Unfortunately, most boating disposal programs are limited to just salvage yards and landfills. That is expected to change within the upcoming years.
4. Junk Your Boat
If all else fails, the best way dispose of your boat is to send it to a landfill. Before the boat is sent to a landfill, it needs to have its dangerous components (i.e., oil) removed. If you don’t know how to do this yourself, seek out local boat shops to see if they’ll provide this service. You can also talk to the landfill directly and ask what requirements they have.
Next, find out if you’re able to sell any boat parts. While the boat might no longer be seaworthy, the engine can still be valuable, as well as other pieces of ship equipment. You can either sell the parts online or through local shops.
Most landfills tend to charge a small fee based on your ship’s weight, so make sure you call ahead to see what they do for boats and determine what you want to do with your ship beforehand.
Once you’ve transported the boat to the landfill, it will become dismantled and buried. Taking your boat to a landfill is the worst option, since you’ll have to pay for disposal.
Wooden Boat Disposal
If your wooden boat is in really rough shape, you still might be able to sell it for salvage.
Many furniture makers love recycling boat wood for furniture.
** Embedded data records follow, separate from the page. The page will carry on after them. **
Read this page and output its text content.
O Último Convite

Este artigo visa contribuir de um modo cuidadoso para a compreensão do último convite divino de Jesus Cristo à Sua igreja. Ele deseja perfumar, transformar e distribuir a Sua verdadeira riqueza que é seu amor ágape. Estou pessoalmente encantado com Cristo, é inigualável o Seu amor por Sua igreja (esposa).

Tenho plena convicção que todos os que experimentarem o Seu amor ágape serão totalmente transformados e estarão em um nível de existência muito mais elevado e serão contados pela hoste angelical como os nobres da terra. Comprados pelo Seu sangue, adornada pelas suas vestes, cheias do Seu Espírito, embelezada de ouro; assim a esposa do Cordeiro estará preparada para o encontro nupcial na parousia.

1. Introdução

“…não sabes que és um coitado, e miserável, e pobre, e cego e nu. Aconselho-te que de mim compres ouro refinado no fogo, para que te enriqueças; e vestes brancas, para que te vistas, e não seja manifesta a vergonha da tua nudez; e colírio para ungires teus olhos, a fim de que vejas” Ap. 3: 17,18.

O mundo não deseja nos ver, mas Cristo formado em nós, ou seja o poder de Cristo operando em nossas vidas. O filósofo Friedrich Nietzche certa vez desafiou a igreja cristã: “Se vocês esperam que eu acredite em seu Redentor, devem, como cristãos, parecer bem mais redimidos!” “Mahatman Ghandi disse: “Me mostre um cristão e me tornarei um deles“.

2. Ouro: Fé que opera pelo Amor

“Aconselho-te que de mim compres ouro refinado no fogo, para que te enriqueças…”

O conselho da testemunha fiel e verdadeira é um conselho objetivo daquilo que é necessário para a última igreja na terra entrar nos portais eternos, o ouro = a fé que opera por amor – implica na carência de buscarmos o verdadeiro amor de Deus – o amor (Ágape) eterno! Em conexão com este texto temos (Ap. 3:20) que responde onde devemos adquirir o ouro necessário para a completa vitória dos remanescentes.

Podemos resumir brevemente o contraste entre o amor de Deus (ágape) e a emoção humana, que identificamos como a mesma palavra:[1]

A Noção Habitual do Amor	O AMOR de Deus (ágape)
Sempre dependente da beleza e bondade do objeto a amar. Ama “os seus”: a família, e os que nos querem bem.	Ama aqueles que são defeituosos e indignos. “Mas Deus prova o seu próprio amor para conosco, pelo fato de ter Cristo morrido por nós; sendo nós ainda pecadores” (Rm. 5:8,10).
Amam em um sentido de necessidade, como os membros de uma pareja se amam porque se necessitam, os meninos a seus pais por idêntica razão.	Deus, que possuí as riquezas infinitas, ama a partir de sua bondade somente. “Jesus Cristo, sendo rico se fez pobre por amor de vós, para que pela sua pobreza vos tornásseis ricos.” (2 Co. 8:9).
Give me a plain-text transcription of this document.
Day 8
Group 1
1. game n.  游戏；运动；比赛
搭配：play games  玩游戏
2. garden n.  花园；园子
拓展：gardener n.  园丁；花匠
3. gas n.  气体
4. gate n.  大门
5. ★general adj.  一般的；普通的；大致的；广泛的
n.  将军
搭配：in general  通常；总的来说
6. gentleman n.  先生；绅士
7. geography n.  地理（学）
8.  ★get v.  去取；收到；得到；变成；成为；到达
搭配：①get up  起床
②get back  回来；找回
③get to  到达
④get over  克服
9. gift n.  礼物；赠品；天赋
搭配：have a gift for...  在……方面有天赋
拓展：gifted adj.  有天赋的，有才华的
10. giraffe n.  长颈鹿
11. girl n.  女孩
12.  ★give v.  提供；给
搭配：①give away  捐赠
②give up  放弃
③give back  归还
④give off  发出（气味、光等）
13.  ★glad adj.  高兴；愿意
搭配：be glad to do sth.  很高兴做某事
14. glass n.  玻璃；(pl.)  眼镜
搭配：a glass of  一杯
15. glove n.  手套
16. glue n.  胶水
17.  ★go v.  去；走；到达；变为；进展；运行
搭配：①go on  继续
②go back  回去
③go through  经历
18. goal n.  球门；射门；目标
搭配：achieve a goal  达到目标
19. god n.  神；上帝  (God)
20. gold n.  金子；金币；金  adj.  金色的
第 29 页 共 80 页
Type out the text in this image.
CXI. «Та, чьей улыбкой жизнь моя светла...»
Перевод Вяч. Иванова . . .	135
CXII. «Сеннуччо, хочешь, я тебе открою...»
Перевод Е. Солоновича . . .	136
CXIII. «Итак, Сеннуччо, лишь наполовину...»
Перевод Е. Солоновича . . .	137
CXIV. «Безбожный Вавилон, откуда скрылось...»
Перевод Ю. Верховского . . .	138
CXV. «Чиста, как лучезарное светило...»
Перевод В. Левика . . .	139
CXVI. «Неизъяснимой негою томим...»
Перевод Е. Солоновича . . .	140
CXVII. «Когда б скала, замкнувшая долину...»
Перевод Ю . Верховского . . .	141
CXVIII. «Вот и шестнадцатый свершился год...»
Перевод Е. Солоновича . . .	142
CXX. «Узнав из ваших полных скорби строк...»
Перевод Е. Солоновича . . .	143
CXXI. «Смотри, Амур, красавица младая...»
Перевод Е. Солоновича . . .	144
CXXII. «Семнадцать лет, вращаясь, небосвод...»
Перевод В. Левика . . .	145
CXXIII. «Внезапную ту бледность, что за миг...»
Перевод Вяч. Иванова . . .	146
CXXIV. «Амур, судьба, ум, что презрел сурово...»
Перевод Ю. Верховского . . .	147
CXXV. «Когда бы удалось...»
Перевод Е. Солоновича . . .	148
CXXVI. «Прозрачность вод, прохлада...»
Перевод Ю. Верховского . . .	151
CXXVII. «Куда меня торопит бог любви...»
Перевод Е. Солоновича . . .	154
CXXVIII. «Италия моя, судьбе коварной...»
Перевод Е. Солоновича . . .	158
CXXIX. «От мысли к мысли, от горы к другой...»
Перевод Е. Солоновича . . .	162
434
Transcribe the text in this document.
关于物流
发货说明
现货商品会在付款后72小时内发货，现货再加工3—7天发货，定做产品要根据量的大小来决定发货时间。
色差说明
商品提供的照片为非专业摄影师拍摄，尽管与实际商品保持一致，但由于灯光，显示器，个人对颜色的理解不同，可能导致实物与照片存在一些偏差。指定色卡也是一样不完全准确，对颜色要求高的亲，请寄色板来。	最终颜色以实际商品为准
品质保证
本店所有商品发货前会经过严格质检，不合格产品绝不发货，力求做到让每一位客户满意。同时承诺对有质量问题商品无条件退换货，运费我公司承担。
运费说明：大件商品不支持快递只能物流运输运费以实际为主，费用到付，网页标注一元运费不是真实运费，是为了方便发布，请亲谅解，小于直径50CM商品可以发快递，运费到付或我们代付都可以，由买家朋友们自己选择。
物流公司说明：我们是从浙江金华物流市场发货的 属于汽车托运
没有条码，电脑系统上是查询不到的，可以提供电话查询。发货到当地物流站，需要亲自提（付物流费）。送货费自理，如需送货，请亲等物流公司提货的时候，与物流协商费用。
You can always try listing it on Craigslist or Facebook marketplace as “Free, take it away!”
What is the Future of Boat Recycling?
In the future, some boating manufacturers have followed techniques from the auto-industry and started to create boats with recycling features in mind.
While these small advances don’t completely solve the problem, they are quick solutions that should be praised. As the boating industry continues to search for more solutions, we’ll see more innovations appear across the U.S. in the form of incentivized programs, nonprofits, and manufacturers working together to avoid a crisis of boat’s piling up.
Removing Boat Lettering
It can be helpful to remove decorative markings, your boat’s name, and other features you’ve added before donating or junking your boat. To remove lettering, follow this guide.
Start by attempting to remove it with a generous application of heat at first. Use a heat gun or a hairdryer (stay safe when using a heat gun because they have enough heating power to blister gelcoat). Heat the sticker’s surface then peel back the sticker slowly by using your hands or a razor.
Even if you are able to remove all of the letterings off the boat, there will still be some sticky residue left. Use a solution like mineral spirits, cleaning alcohol, or lacquer thinner on a rag that can make it easier to rub off.
Then, spray off the remaining residue with WD-400 or Goo Gone. Both substances can remove virtually anything with some adhesive backing.
To conclude, disposing of a boat can be easy, but most of the time, it isn’t. Make sure that you find the required parts that need to be removed and plan to take it out of your boat. Hazardous liquids or material should be removed before even taking it to a landfill. Doing so will prevent you from getting fines and help you dispose of your boat properly.
If you can sell your boat for anything, list it on Boat Trader or simlar auction site. If not, try a donation site like ItsDonated to see if they can take it away and give you a tax deduction. If that doesn’t work, you can try selling off any valuable parts and disposing of it in a landfill, or recycling it if you are in an area that offers any recycling options.
To conclude, while it requires a bit of patience, follow the right procedures to ensure that your boat disposal process is a safe one for you and for the environment.